MALAYSIA expects investments in the manufacturing sector to surge to more than RM50 billion this year on improved investor and consumer confidence, International Trade and Industry Minister Datuk Seri Mustapa Mohamad said.
The manufacturing sector, which was the fastest growing sector last year, attracted RM47.2 billion in approved investments in 910 projects, a 44.8 per cent jump compared with RM32.6 billion received in 2009.
"We are working hard to build on this momentum," Mustapa said, adding that the pace would also be built on the government's transformation programmes that will take root this year.
Apart from the manufacturing sector, the services sector attracted investments totalling RM27.7 billion during the first nine months of 2010.
Addressing the Malaysian Investment Development Authority (Mida) annual press briefing in Kuala Lumpur yesterday, Mustapa said foreign investments had accounted for RM29.1 billion, an increase of 31.7 per cent from the RM22.1 billion in 2009.
The US was the largest source with investments totalling RM11.7 billion, mainly in electrical and electronics (E&E), machinery and equipment and scientific and measuring equipment.
Other top investors were Japan, Hong Kong, Singapore and Germany.
Malaysia maintains its competitiveness in attracting greenfield investments despite intense global competition for foreign direct investment (FDI), he said.
The projects, when implemented, are expected to create a total of 97,319 jobs, of which 74.2 per cent will be in the high income category.
The services sector attracted 2,407 projects for the first nine months of last year, of which domestic investments accounted for the majority of the investments with RM24.4 billion or 88.1 per cent, while foreign investments totalled only RM3.3 billion or 11.9 per cent.
The services sector covers a broad range of activities including real estate, transport, energy, telecommunications, distributive trade, support services, hotel and tourism.

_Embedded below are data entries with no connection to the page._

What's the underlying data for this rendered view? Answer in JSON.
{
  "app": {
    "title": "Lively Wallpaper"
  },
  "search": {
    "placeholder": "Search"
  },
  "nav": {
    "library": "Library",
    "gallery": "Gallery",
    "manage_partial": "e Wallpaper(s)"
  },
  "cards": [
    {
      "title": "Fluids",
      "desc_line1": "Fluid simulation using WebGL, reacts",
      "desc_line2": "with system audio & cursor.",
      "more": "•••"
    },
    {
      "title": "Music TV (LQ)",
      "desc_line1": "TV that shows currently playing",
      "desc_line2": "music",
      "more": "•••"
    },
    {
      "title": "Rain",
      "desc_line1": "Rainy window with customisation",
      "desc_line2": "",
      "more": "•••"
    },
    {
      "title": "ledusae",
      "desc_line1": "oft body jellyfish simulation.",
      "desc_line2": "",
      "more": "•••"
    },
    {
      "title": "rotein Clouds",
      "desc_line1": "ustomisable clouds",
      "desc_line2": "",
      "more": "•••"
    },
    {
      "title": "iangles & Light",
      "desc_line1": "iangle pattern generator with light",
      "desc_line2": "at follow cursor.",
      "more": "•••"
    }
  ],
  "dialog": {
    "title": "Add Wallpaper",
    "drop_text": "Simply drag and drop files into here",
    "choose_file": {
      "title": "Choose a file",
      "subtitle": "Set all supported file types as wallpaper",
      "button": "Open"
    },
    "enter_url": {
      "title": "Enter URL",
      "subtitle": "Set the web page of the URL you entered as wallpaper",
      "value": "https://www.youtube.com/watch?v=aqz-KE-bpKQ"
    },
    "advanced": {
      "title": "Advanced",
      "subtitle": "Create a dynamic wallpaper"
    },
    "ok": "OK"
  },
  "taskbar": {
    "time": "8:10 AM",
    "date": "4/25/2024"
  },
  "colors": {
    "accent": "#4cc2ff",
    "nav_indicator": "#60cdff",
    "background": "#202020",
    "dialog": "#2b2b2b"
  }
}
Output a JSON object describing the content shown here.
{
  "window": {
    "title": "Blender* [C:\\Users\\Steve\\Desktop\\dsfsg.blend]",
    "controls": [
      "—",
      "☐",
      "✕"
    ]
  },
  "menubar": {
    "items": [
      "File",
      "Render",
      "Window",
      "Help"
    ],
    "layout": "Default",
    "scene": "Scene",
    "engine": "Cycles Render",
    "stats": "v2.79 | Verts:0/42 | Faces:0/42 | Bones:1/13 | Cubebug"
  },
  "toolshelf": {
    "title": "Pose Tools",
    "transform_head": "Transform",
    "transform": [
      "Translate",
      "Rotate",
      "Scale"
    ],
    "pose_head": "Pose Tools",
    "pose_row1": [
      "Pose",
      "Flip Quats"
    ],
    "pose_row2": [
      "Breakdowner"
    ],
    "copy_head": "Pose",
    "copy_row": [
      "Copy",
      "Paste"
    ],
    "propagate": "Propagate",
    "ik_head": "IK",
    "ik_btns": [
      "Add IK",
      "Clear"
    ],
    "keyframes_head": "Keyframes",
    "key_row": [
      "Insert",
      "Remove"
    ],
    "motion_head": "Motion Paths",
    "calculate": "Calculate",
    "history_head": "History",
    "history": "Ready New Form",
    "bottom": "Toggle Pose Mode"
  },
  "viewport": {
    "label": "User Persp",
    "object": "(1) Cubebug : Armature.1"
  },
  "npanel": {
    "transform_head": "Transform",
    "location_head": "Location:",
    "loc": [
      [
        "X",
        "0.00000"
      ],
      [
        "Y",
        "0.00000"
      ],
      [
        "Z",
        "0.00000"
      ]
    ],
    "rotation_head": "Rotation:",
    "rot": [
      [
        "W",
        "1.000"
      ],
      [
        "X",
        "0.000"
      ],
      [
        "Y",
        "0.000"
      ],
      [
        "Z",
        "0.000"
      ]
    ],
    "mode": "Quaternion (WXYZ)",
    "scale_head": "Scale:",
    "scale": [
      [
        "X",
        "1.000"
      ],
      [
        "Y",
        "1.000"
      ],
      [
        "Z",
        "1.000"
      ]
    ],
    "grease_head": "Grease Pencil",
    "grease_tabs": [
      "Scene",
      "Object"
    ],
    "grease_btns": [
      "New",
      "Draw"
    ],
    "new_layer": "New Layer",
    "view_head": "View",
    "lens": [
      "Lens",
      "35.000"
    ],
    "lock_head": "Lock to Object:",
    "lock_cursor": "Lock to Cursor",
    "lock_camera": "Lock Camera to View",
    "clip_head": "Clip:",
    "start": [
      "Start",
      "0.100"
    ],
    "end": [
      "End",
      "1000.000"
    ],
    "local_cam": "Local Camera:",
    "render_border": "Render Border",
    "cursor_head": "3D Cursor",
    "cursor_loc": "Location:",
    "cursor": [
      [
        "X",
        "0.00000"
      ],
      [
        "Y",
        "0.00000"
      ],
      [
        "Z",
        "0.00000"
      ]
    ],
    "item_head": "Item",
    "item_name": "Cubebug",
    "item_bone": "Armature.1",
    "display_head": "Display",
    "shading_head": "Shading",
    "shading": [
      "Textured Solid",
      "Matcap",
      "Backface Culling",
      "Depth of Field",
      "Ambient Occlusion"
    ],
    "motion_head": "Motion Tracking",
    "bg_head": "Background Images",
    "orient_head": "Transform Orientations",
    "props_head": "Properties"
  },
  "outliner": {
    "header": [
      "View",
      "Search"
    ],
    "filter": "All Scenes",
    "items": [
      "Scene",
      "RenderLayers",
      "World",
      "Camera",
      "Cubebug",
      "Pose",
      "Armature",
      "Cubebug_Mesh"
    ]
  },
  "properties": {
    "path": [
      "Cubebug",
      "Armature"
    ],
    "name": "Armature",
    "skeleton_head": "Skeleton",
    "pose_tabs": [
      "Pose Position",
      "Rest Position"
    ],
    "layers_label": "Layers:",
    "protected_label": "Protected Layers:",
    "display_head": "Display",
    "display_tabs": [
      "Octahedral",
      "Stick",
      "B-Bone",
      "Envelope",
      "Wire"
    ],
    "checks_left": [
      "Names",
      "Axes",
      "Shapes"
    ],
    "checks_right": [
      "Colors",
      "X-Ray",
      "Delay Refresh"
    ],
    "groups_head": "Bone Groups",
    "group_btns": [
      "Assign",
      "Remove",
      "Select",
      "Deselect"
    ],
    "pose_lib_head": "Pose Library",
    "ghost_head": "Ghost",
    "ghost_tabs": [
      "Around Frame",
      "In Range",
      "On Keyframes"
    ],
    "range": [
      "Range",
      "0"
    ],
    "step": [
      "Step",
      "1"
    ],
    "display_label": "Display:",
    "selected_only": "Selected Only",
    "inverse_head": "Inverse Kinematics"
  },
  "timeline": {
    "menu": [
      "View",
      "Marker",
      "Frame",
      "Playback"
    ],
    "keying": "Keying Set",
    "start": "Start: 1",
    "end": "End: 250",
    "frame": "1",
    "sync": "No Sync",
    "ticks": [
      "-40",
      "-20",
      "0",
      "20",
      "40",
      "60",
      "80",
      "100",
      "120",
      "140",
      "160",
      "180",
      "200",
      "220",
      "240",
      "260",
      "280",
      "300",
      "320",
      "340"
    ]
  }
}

On liberalisation of the services sector to boost the growth of investments, Mustapa said it will be supplemented with the reduction of tariffs under the bilateral free trade pacts between several countries, including New Zealand and the recently-concluded FTA with India.
"Malaysia will soon sign a framework agreement with the Gulf Cooperation Council, the precursor to the FTA. It will cover cooperation on a broad range of sectors."
On concerns over higher tariff rates of gas supply for new investments, Mustapa hoped that the regasification plant in Malacca would put these woes to an end.
The new tariff rates would, however, be determined by market rates unlike the current supply that is based on subsidised rates.
Meanwhile, Mida said Selangor had topped the number of investments with 207 projects totalling RM4.35 billion, followed by Johor (94 projects totalling RM5.55 billion) and Penang (64 projects totalling RM2.85 billion).